AI agents fundamentally change those measurements.
Businesses may instead need to monitor API interactions, product selection rates, and the frequency of purchase requests originating from AI systems. Understanding why an agent selected a competitor’s product could become more valuable than analysing user interface performance.
Loyalty programs may also require redesign.
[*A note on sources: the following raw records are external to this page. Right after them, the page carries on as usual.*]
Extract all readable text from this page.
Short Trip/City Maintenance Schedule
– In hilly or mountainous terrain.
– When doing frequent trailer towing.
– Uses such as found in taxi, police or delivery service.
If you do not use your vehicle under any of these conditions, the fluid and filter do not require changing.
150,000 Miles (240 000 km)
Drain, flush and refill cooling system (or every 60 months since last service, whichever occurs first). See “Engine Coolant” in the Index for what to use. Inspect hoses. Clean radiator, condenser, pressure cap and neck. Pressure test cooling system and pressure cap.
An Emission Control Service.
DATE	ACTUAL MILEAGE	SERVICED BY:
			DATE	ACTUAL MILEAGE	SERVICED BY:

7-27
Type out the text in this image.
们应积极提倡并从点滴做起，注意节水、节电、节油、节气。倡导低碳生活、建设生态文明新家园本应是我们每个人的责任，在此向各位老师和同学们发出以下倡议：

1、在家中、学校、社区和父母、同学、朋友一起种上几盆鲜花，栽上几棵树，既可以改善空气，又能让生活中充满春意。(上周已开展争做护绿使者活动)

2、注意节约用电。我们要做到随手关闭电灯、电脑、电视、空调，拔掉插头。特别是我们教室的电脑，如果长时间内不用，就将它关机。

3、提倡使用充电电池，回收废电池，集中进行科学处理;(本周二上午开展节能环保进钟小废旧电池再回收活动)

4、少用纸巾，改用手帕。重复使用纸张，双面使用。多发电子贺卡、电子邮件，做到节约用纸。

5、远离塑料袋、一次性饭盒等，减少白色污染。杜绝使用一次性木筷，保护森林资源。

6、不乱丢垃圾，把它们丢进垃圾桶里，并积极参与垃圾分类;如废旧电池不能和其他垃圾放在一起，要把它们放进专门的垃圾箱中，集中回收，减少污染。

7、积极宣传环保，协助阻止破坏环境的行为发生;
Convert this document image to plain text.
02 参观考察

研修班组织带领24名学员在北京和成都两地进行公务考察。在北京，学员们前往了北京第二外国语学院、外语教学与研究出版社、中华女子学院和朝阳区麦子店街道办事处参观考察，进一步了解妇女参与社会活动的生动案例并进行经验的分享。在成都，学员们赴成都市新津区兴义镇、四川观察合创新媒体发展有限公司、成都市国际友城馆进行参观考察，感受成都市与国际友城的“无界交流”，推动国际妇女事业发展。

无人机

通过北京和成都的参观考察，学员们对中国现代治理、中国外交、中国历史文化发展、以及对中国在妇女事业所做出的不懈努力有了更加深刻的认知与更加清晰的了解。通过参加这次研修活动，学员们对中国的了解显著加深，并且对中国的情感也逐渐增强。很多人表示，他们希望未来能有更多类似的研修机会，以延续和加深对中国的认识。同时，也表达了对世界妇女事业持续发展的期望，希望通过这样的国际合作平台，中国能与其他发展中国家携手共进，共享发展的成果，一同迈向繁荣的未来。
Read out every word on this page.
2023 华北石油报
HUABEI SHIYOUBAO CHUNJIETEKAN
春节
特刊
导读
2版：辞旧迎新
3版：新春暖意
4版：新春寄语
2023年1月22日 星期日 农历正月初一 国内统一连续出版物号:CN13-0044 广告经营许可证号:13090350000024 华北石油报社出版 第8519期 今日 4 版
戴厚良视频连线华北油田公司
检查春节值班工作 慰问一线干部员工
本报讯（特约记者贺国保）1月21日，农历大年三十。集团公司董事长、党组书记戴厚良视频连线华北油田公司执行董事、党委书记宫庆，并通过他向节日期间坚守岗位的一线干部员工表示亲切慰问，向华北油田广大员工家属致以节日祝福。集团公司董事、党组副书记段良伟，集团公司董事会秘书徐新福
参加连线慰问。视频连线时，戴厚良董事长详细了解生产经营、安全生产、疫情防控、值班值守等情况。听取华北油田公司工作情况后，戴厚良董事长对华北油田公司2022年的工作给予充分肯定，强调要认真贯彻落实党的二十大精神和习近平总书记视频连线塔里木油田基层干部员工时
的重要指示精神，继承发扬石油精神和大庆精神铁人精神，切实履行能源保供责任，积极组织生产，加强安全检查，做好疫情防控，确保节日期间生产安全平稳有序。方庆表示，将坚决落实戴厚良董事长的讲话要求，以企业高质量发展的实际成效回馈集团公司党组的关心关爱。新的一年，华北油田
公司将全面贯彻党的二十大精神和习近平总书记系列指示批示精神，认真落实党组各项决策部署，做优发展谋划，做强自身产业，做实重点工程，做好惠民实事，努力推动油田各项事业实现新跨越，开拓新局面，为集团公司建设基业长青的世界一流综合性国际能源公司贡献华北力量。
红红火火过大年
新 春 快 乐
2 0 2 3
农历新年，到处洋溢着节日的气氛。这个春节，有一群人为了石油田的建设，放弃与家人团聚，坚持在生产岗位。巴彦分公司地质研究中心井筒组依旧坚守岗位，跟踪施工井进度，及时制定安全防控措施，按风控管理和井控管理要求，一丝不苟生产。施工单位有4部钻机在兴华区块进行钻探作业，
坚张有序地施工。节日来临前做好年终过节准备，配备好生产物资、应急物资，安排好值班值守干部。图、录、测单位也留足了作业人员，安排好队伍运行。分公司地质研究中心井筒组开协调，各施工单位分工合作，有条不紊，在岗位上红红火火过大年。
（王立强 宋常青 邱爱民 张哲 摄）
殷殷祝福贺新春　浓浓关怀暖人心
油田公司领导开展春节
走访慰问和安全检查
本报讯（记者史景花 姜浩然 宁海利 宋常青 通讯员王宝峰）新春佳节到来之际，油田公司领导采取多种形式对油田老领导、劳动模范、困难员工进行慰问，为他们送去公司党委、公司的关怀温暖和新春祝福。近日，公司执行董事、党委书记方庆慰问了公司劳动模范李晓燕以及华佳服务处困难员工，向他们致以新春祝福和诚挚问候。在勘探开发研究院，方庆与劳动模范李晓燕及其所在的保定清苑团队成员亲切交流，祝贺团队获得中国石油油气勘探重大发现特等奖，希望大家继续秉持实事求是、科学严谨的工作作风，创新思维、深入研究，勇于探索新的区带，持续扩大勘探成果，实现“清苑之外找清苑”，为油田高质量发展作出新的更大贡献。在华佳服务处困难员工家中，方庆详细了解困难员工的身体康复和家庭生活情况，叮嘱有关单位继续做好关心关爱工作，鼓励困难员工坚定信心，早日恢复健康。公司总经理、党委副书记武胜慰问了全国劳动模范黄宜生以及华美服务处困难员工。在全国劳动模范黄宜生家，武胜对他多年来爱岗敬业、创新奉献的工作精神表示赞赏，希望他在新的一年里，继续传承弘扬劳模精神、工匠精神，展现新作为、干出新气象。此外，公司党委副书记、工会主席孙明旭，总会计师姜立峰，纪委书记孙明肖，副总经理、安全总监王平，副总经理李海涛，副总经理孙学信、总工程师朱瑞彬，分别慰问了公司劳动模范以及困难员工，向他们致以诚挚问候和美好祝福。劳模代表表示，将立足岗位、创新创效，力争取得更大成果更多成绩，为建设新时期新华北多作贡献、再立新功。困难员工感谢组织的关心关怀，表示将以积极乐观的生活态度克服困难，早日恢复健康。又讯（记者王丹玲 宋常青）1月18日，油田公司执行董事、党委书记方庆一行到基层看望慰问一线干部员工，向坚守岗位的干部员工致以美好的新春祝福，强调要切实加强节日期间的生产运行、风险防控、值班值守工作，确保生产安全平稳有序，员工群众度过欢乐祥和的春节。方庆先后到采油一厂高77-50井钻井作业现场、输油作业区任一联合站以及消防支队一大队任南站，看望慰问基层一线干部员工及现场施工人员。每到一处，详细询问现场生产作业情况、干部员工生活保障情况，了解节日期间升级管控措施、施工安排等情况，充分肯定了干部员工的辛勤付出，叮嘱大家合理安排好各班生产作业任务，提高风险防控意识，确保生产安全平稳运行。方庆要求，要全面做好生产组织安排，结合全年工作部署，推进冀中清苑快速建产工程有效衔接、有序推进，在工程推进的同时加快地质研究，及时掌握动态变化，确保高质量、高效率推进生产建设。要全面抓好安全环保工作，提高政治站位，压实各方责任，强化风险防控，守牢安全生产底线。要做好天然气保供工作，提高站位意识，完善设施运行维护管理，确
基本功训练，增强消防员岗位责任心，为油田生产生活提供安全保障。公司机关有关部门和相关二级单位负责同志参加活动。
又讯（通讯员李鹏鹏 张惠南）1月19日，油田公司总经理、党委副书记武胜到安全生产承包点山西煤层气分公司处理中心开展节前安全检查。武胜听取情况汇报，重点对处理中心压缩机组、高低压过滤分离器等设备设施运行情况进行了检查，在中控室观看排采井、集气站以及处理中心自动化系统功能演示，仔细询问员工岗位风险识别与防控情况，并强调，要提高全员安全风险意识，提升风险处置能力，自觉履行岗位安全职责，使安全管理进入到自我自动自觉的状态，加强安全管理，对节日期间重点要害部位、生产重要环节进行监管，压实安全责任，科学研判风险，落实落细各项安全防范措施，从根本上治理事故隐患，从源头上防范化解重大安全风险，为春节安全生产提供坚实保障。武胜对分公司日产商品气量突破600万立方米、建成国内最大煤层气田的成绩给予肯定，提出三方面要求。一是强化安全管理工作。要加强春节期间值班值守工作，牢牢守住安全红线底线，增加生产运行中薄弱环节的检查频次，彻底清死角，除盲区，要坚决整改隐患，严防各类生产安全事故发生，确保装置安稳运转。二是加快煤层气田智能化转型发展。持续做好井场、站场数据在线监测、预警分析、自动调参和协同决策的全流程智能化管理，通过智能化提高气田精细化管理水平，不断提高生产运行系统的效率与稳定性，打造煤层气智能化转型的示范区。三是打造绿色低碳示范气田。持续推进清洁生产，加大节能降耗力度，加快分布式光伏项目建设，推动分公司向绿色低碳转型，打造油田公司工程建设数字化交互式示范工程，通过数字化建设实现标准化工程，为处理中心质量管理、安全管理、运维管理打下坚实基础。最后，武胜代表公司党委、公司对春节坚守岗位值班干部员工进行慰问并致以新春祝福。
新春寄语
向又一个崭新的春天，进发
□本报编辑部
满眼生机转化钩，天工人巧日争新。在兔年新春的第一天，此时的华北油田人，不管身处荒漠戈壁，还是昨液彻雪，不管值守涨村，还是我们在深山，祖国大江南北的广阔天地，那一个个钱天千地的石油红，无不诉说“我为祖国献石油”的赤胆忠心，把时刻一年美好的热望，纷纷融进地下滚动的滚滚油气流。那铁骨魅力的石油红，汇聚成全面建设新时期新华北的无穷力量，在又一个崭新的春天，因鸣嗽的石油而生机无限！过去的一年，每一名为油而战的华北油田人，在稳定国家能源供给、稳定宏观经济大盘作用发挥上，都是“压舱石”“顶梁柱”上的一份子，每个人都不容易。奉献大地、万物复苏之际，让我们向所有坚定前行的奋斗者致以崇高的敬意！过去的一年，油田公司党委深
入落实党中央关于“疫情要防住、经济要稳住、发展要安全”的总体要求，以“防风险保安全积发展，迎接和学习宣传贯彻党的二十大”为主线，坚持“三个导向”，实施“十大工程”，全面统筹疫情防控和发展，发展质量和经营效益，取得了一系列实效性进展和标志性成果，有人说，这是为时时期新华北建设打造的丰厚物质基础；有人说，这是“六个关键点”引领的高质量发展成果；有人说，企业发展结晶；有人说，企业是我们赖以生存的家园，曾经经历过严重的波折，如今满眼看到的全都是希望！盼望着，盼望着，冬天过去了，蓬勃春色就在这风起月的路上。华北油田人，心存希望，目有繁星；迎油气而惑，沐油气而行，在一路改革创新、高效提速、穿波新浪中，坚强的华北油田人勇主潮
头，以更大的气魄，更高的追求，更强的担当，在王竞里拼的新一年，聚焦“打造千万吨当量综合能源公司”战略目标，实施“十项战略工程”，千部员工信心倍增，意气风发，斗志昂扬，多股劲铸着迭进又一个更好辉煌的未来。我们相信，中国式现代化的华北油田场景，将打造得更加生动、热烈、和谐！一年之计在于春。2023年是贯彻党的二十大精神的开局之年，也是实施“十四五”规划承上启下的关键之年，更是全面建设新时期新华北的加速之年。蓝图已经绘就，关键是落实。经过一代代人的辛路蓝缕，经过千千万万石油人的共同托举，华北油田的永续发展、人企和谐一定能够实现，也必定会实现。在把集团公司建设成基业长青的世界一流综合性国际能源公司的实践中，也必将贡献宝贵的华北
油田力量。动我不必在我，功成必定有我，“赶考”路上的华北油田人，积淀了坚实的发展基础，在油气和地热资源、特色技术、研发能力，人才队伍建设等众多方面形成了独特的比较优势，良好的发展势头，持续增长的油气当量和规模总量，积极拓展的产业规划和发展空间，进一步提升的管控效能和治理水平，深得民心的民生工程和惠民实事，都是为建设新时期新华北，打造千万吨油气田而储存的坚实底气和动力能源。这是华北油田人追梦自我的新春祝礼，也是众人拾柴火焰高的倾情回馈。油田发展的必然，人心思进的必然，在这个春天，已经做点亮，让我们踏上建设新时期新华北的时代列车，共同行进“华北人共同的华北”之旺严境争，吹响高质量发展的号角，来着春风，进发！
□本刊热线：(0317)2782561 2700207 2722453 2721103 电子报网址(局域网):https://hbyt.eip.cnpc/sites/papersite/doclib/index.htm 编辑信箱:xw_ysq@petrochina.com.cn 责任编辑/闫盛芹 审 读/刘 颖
If discounts, rewards, and member benefits cannot be automatically recognised by AI purchasing agents, retailers risk losing the competitive advantages those programs were designed to create. Future loyalty systems may need direct integration into payment networks or AI purchasing profiles.
Security Challenges and Automated Returns
The growth of autonomous purchasing introduces new security concerns.
Prompt injection attacks and manipulated product data could potentially influence AI agents into making poor purchasing decisions or interacting with fraudulent merchants.
Visa’s fraud detection systems serve as a critical safeguard by validating transactions before payment is approved.
Customer service processes will also evolve. If a product fails to meet the requirements outlined in the original prompt, users may instruct their AI assistant to initiate a return.
In that scenario, AI systems could automatically review return policies, submit refund requests, and generate shipping documentation without requiring direct customer involvement.
Retailers may ultimately need their own AI-powered service agents capable of interacting directly with customer-owned assistants.
The Future of Agentic Commerce
Visa’s integration highlights a broader transition taking place across the digital economy.
For decades, businesses have designed software and websites for human users. Increasingly, however, transactions may be initiated, evaluated, and completed by AI agents acting on behalf of consumers.
As agentic AI continues to mature, companies will need to optimise not only for human customers but also for the algorithms making purchasing decisions in the background.
The customer journey is no longer limited to a person browsing a website. In many cases, the customer may soon be an AI agent executing a task on behalf of its owner.